Çocukken -tahmini altı yedi yaşlarındayken- annemin kelebeklere özel bi ilgisi olduğunu hatırlıyorum. Annem, öyle zevkli bir kadındı ki yaşamının her noktasında farklı meraklar yaratmıştı kendine. Ben çocukkende merakı kelebeklerdi. Annemin yanındayken görmüştüm ilk resimlerini, anneme sormuştum hatta bu ne? Diye. Annem gülmüş, sonrada kelebek demişti. Mavi kelebek. Daha çocukken anlayamamıştım ama şimdi anlıyordum, annemde beni kelebeğe benzetiyordu. Annemde kızını öyle görüyordu. Ben çocukken bazı geceler ağlayarak yanıma geldiğini ve beni uyuyor sanarken bana kelebeğim diye seslendiğini hatırlıyorum, şimdi annemin neden ağladığını da biliyorum.

Küçükken babamın beni sevmemesi bende hep intihar isteği uyandırmıştı. Cidden, intiharı çok kez düşünmüştüm ama bir kere intihar eden insanın hayata veda edişine şahit olunca kolay olmuyordu cesaret etmek. Onu görmüştüm, İz'i, bileklerini kestikten sonra nasıl ölüm eteğine geldiğini. O bilmiyor ama ben onu gördüğüm ilk anda ona beslediğim o kardeşlik ve bağlılık duygusu bize bu günlere getirdi. O gün onun o soluk beyaz tenini ve dikiş izleriyle dolu bileklerini aklımdan çıkaramıyordum. Hatta bazen öyle içime işliyordu ki; o uyuduğunda onun bileklerine uzunca bakıyordum.

Her insan geçmişinden bir iz taşır vücudunda, İz'in geçmişide bileklerindeydi.

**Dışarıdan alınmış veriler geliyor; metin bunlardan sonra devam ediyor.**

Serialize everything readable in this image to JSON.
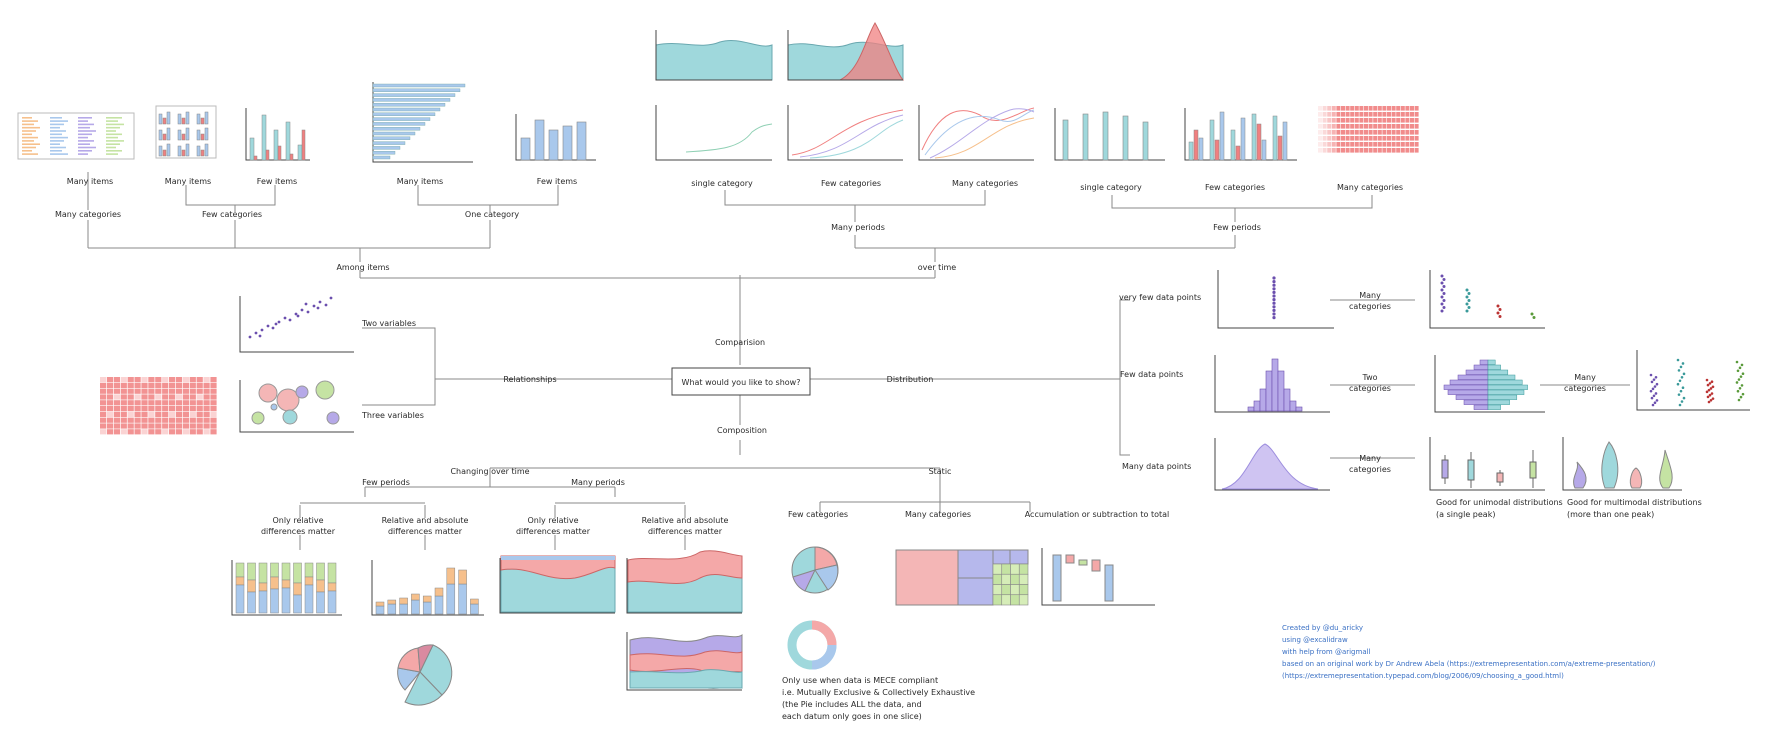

Şimdi ise hep beraber nasıl geldiğimizi gram hatırlamadığım bir bardaydık. Evliliğimizin birinci ayını kutlayacaktık. Barda özel bi loca ayarlanmıştı ve her şey mükemmel görünüyordu. Ben mutluydum, Arjen ve diğerleri de mutluydu, mutlu kalacaktık.

"Ya Arjen gerçekten düğün videosunu izledin mi sen?" Asmina bunu sorarken başı Hazer'in göğsüne yaslıydı, elinde içkisi vardı ve yüzündeki o huzurlu gülümseme kendini mutlu hissettiğinin en büyük kanıtıydı. "Neden soruyorsunuz ki, izlemeyez miyim ben kendi düğün video mu?"

"Sorun o değil zaten," dedim elimdeki içkiyi yudumlarken. "Sorun herkesin taktığı takıları bi kağıda not alman."

"Ben bizim iyiliğimizi düşünüyorum," dedi omzunu silkeleyerek. "Hem not almasam o bize çeyrek taktığında biz yarım mı takacaktık, bu nasıl bir adaletsizlik?"

"Ben senin kadar paragözünü görmedim şu dünyada." Dedi İz gülerek, o da mutluydu. "Hayır yani paran yok desem tamam, yaptığın işten hayvan kadar para kazanıyorsun."

"Orası öyle," dedi Arjen, beni kollarıyla sararken. "Ama Mavi'ye yetememekten korkuyorum, ilerde doğacak çocuklarımıza yetememekten."

"Sevgilim," dedim kollarımı beni saran kollarına dolarken. "Sen bana da, ileride doğacak çocuklarımıza da yeteceksin." Kafamı göğsüne bastırdım. "Gerek paranla gerek sevginle."

"True Love diye buna denir!" Diye bağırdı Barlas, sarhoştu. "Yürüyün aslanlarım ben arkanızdayım." Sendelediğinde Hazer onu küfürlerle tuttu ve koltuğa oturttu. "Bir daha ağzınla içeceksen iç be." Dedi. "Sonra biz çekiyoruz şerefsizliklerini."

"O da böyle," dedi Selin gülerek, o iyi miydi bilmiyordum ama iyi gözüküyordu. "Barlas böyle olmasaydı Barlas olmazdı."

"Orası öyle," dedi Asmina. "Biz onu böyle sevdik."